To raise, or not to raise – that is the question:
Whether ’tis nobler in the mind to suffer
The barbs and insults of outraged pundits and journalists
Or to raise rates in spite of a sea of troubles
And by raising rates extend them. To stagnate, to grow —
No more (than 2%) – and by a flatlined economy to say we end
The headache, and the thousand natural shocks
The stock market is heir to.
We could go on imagining Fed Chair Janet Yellen in the role of Hamlet, another famous person who met with tragedy due to procrastination. We could make note of “the law’s delay, the insolence of office, and the spurns that patient merit of th’ unworthy takes,” even if we don’t know what “spurns” Shakespeare was talking about when he wrote Hamlet.
We could go on, but “conscience does make cowards of us all,” so we’ll leave it at that and turn instead to last week’s comments by Dennis Lockhart, president of the Federal Reserve Bank of Atlanta. Lockhart said “the economy is ready for the first increase in short-term interest rates in more than nine years and it would take a significant deterioration in the data to convince him not to move in September.”
The experts will tell you that anticipation of increasing rates is built into current stock prices, but if that’s the case, why did stock prices drop to their lowest levels since February after Lockhart’s remarks? Maybe it was the disappointing earnings reports for the quarter, or the still-not-there employment numbers, but the most direct correlation appears to be with the fear of rising interest rates.
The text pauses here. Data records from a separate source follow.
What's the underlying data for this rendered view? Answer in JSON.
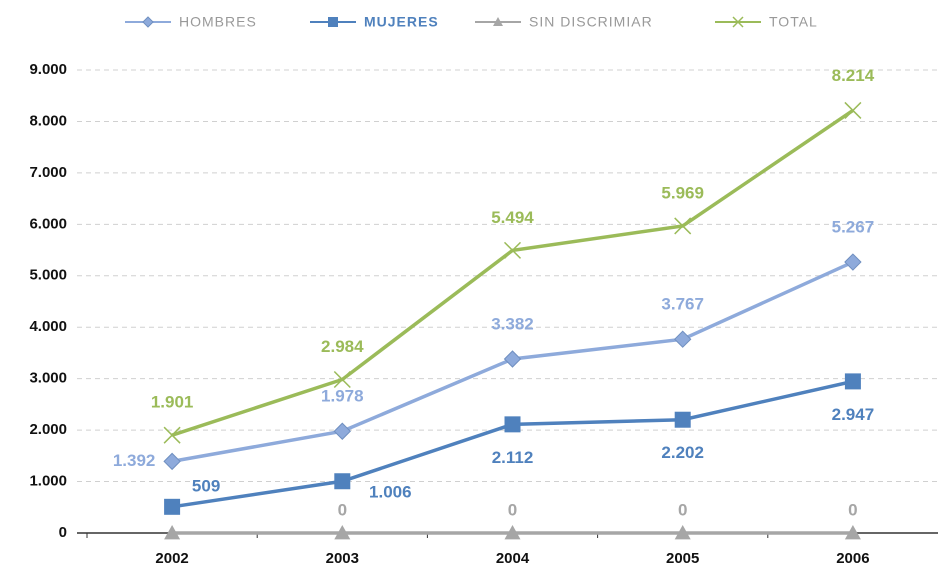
{
  "chart_data": {
    "type": "line",
    "categories": [
      "2002",
      "2003",
      "2004",
      "2005",
      "2006"
    ],
    "series": [
      {
        "name": "HOMBRES",
        "color": "#8eaadb",
        "marker": "diamond",
        "values": [
          1392,
          1978,
          3382,
          3767,
          5267
        ],
        "value_labels": [
          "1.392",
          "1.978",
          "3.382",
          "3.767",
          "5.267"
        ]
      },
      {
        "name": "MUJERES",
        "color": "#4f81bd",
        "marker": "square",
        "values": [
          509,
          1006,
          2112,
          2202,
          2947
        ],
        "value_labels": [
          "509",
          "1.006",
          "2.112",
          "2.202",
          "2.947"
        ]
      },
      {
        "name": "SIN DISCRIMIAR",
        "color": "#a6a6a6",
        "marker": "triangle",
        "values": [
          0,
          0,
          0,
          0,
          0
        ],
        "value_labels": [
          null,
          "0",
          "0",
          "0",
          "0"
        ]
      },
      {
        "name": "TOTAL",
        "color": "#9bbb59",
        "marker": "x",
        "values": [
          1901,
          2984,
          5494,
          5969,
          8214
        ],
        "value_labels": [
          "1.901",
          "2.984",
          "5.494",
          "5.969",
          "8.214"
        ]
      }
    ],
    "ylim": [
      0,
      9000
    ],
    "yticks": [
      0,
      {
        "value": 1000,
        "label": "1.000"
      },
      {
        "value": 2000,
        "label": "2.000"
      },
      {
        "value": 3000,
        "label": "3.000"
      },
      {
        "value": 4000,
        "label": "4.000"
      },
      {
        "value": 5000,
        "label": "5.000"
      },
      {
        "value": 6000,
        "label": "6.000"
      },
      {
        "value": 7000,
        "label": "7.000"
      },
      {
        "value": 8000,
        "label": "8.000"
      },
      {
        "value": 9000,
        "label": "9.000"
      }
    ],
    "grid": true,
    "legend": "top"
  }
}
Keep in mind, too, that the statement didn’t come from the chairwoman. Granted, Mr. Lockhart is a member of the Federal Open Market Committee, but he’s not Janet Yellen. Perhaps the idea was to see what impact his comments would have so the Fed as a whole would still have the option to not raise rates in September. Mr. Lockhart apparently drew the short straw at the last FOMC meeting.